29 mayo, 2010

EL CORAZÓN DEL BUEN CONDE BOGESUND


Dicen que, en un ataque de excentricidad, ordenó que su corazón, una vez que hubiera dejado de latir, fuese enviado a Estonia, para colmatar el conjunto de reliquias familiares.

Aquella historia llamó poderosamente mi atención durante el tiempo en el que estuve confinado tras las rejas de una desoladora celda del penal de M.

A mi salida, y después de recibir un cortés agradecimiento de mi entidad bancaria por el repentino saneamiento de mi cuenta corriente (que había abandonado sus números rojos coetáneamente al abandono que tú me irrogaste), pensé que era un momento tan adecuado como cualquier otro como para encaminarme a Tallin.
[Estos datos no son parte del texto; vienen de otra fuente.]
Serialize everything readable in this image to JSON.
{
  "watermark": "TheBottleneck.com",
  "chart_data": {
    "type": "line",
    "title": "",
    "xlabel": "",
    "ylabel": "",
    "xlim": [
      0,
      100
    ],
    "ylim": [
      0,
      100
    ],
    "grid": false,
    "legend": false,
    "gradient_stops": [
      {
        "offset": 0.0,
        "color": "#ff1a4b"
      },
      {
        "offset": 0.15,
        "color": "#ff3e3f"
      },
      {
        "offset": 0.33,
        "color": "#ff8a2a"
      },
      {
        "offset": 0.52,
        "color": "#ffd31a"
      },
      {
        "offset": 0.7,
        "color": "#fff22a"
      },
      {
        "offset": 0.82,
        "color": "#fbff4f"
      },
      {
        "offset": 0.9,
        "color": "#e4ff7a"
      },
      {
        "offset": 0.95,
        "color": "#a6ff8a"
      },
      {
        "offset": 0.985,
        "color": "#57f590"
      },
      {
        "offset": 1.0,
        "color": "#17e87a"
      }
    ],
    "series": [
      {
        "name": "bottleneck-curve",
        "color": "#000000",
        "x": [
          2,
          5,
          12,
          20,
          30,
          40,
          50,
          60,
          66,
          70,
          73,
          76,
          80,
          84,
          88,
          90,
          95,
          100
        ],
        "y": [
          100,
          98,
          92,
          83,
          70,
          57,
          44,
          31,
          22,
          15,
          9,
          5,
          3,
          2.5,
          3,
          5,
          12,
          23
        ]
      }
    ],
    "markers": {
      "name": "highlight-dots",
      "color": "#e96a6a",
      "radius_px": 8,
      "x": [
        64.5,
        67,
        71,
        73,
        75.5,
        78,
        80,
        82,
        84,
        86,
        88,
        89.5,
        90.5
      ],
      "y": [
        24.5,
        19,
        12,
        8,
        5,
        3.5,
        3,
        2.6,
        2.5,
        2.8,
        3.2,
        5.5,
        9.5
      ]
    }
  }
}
Asumí que debía continuar mi lucha contra la ley de un modo más poético y cargué, en mi maleta, con un libro de H. Quiroga.

Cuando el avión aterrizó en el aeropuerto de Ulemiste, me fijé en las contundentes curvas de la azafata rubia de ojos verdes que, durante todo el vuelo, estuvo pendiente de mi particular fobia a los aviones.

Tras un cruce de sonrisas, apunté, descreído, el número de mi teléfono móvil en el pequeño cupón de la tarjeta de embarque, y se lo entregué.

Mientras, utilizando mi paupérrimo inglés, intentaba indicarle al taxista la dirección de mi hotel, la lluvia comenzó a arreciar, conformando, junto con el arrastrar del parabrisas, un auténtico recital musical en la luna delantera del vehículo.

Tras dejar mi equipaje en la exigua habitación del hotel, me escondí tras mis gafas de sol y encaminé mis pasos a la búsqueda del Palacio.

Me sorprendió que los aledaños del imponente edificio se hallasen medio desiertos.

Conforme avanzaba hacia el muro de entrada, intentando adivinar el contenido de una pequeña nota manuscrita que colgaba de un lateral de la puerta, dos mujeres se cruzaron en mi senda, descabalgando lo que, imaginé, era algo parecido a un saludo.

En ese momento, en mi mente, apareció un pequeño texto y maldije haber olvidado mi cuaderno de notas.

El cartel estaba escrito en finés y pedí a un pequeño niño que correteaba cerca, en una mezcla de inglés, español y lenguaje de señas, que me tradujera su contenido.

El dedo índice de la mano derecha del chico se dirigió a su cuello y lo recorrió lentamente.

Abandoné mi propósito de encontrar el corazón del Conde y retorné hacia el hotel.

Mi móvil empezó a vibrar en el bolsillo de mi chaqueta.

Sonreí e indiqué el nombre del lugar en el que me hospedaba.

Dos horas después, mientras leía, desnudo en la cama, a Quiroga, dos golpes secos sonaron en la puerta.

Apenas fue un cruce de miradas.

El resto, sexo, animal, sin lugar a concesiones.

Un breve descanso.

Y un nuevo episodio, idéntico, de conjunción, sin más calor que el de la pasión.

Y algo parecido a un vómito en la copa que reposaba en la mesilla de noche.

Se vistió.

Se fue, sin decir adiós.

Arranqué una página del cuaderno del hotel y escribí el pensamiento que me había asaltado al cruzarse, entre mi camino y el Palacio, aquellas dos mujeres misteriosas.

Lo doblé y dibujé algo parecido a un ave en vuelo como seña de destinatario.

Jamás llegaría a los ojos pretendidos.

Continúe con Quiroga, hasta que pedí a la recepción que me ordenasen el billete de vuelta para la mañana siguiente.

Salí a la terraza para ver la quietud de la noche estonia... y recordé otra visión de otra noche... no tan lejana.

De fondo, quizá por la ventana abierta de alguna habitación contigua, escapaban las estrofas de una canción que hablaba sobre las razones (que son causas) del abandono (sin precisar si propio o ajeno).

Y abracé, con desilusión, la derrota que supone la victoria de la propia honestidad.

Y dormí (supongo). O desmayé.

Hasta que, en la puerta, volvieron a sonar dos golpes secos.